Soviet republic in Ukraine in 1919

The Chyhyryn Soviet Republic (Чигиринська Радянська Республіка) was an unrecognised revolutionary state in Ukraine formed during the Ukrainian War of Independence (within the wider Russian Civil War).

== History ==
In early January 1919, Ataman Svyryd Kotsur, commanding the Subotiv rebel detachment which included 600 rebels, occupied the city of Chyhyryn. The Ataman dispersed the administration of the existing directorate in the city and declared the creation of an independent state, the "Chyhyryn Soviet Republic". The head of the republic, and all the rebel forces, was Kotsur.

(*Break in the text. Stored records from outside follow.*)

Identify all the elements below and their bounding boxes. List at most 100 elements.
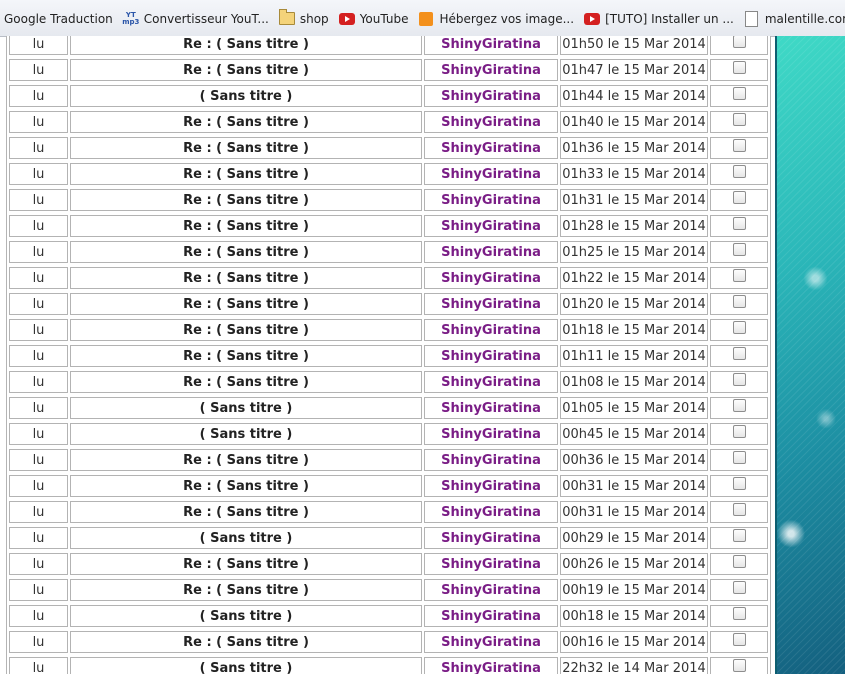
subject-link[interactable]: Re : ( Sans titre ) [70,475,422,497]
author-link[interactable]: ShinyGiratina [424,527,558,549]
subject-link[interactable]: Re : ( Sans titre ) [70,163,422,185]
select-checkbox[interactable] [732,216,746,230]
status-cell: lu [9,267,68,289]
subject-link[interactable]: Re : ( Sans titre ) [70,189,422,211]
message-row: lu( Sans titre ) ShinyGiratina 00h45 le 15… [7,423,770,447]
subject-link[interactable]: ( Sans titre ) [70,85,422,107]
author-link[interactable]: ShinyGiratina [424,241,558,263]
select-checkbox[interactable] [732,60,746,74]
bookmark-image-host[interactable]: Hébergez vos image... [414,7,580,31]
select-checkbox[interactable] [732,424,746,438]
bookmark-convertisseur-youtube[interactable]: YT mp3 Convertisseur YouT... [119,7,275,31]
author-link[interactable]: ShinyGiratina [424,189,558,211]
author-link[interactable]: ShinyGiratina [424,605,558,627]
bookmark-youtube[interactable]: YouTube [335,7,415,31]
select-checkbox[interactable] [732,450,746,464]
bookmark-tuto[interactable]: [TUTO] Installer un ... [580,7,740,31]
subject-link[interactable]: Re : ( Sans titre ) [70,319,422,341]
author-link[interactable]: ShinyGiratina [424,423,558,445]
author-link[interactable]: ShinyGiratina [424,59,558,81]
author-link[interactable]: ShinyGiratina [424,553,558,575]
select-checkbox[interactable] [732,554,746,568]
select-checkbox[interactable] [732,632,746,646]
message-row: lu Re : ( Sans titre ) ShinyGiratina 01h31 … [7,189,770,213]
subject-link[interactable]: Re : ( Sans titre ) [70,267,422,289]
subject-link[interactable]: Re : ( Sans titre ) [70,137,422,159]
author-link[interactable]: ShinyGiratina [424,345,558,367]
select-cell [710,397,768,419]
subject-link[interactable]: Re : ( Sans titre ) [70,579,422,601]
bookmark-shop-folder[interactable]: shop [275,7,335,31]
status-cell: lu [9,241,68,263]
author-link[interactable]: ShinyGiratina [424,449,558,471]
select-checkbox[interactable] [732,502,746,516]
select-checkbox[interactable] [732,346,746,360]
author-link[interactable]: ShinyGiratina [424,631,558,653]
subject-link[interactable]: ( Sans titre ) [70,605,422,627]
subject-link[interactable]: Re : ( Sans titre ) [70,241,422,263]
select-checkbox[interactable] [732,86,746,100]
date-cell: 01h18 le 15 Mar 2014 [560,319,708,341]
author-link[interactable]: ShinyGiratina [424,371,558,393]
subject-link[interactable]: Re : ( Sans titre ) [70,111,422,133]
subject-link[interactable]: Re : ( Sans titre ) [70,449,422,471]
subject-link[interactable]: Re : ( Sans titre ) [70,59,422,81]
status-cell: lu [9,657,68,674]
select-checkbox[interactable] [732,476,746,490]
author-link[interactable]: ShinyGiratina [424,267,558,289]
subject-link[interactable]: ( Sans titre ) [70,657,422,674]
select-checkbox[interactable] [732,242,746,256]
subject-link[interactable]: Re : ( Sans titre ) [70,501,422,523]
select-checkbox[interactable] [732,398,746,412]
select-checkbox[interactable] [732,580,746,594]
select-cell [710,605,768,627]
bookmark-malentille[interactable]: malentille.com [740,7,845,31]
author-link[interactable]: ShinyGiratina [424,579,558,601]
author-link[interactable]: ShinyGiratina [424,397,558,419]
select-checkbox[interactable] [732,658,746,672]
subject-link[interactable]: Re : ( Sans titre ) [70,631,422,653]
select-checkbox[interactable] [732,190,746,204]
author-link[interactable]: ShinyGiratina [424,293,558,315]
select-checkbox[interactable] [732,138,746,152]
folder-icon [278,9,295,26]
bookmark-google-traduction[interactable]: Google Traduction [0,7,119,31]
select-checkbox[interactable] [732,268,746,282]
date-cell: 01h44 le 15 Mar 2014 [560,85,708,107]
message-row: lu( Sans titre ) ShinyGiratina 00h18 le 15… [7,605,770,629]
author-link[interactable]: ShinyGiratina [424,111,558,133]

Kotsur began his rule with class terror. On his orders the bourgeois and government officials were shot. 60 suspicious persons were also arrested in Chyhyryn. Kotsur's detachments carried out punitive actions against kulak villages and landowners' estates as well as arranging contributions, and confiscations, of food for the needs of the revolution.

Due to the robberies of Kotsur's detachments in March 1919, the residents of the villages of Ositnyazhka and Tsybuliv rebelled against the authority of the ataman.

== Governance ==
The main form of government in the republic were free city and village councils. In some settlements, revolutionary committees were created but they did not have real power.

== Territory ==
At the time of the proclamation of the republic, the rebels controlled the territory of Chyhyryn - Kamianka - Subbotov - Yanichi - Novosel'tsy - Ivanovka and several surrounding farms.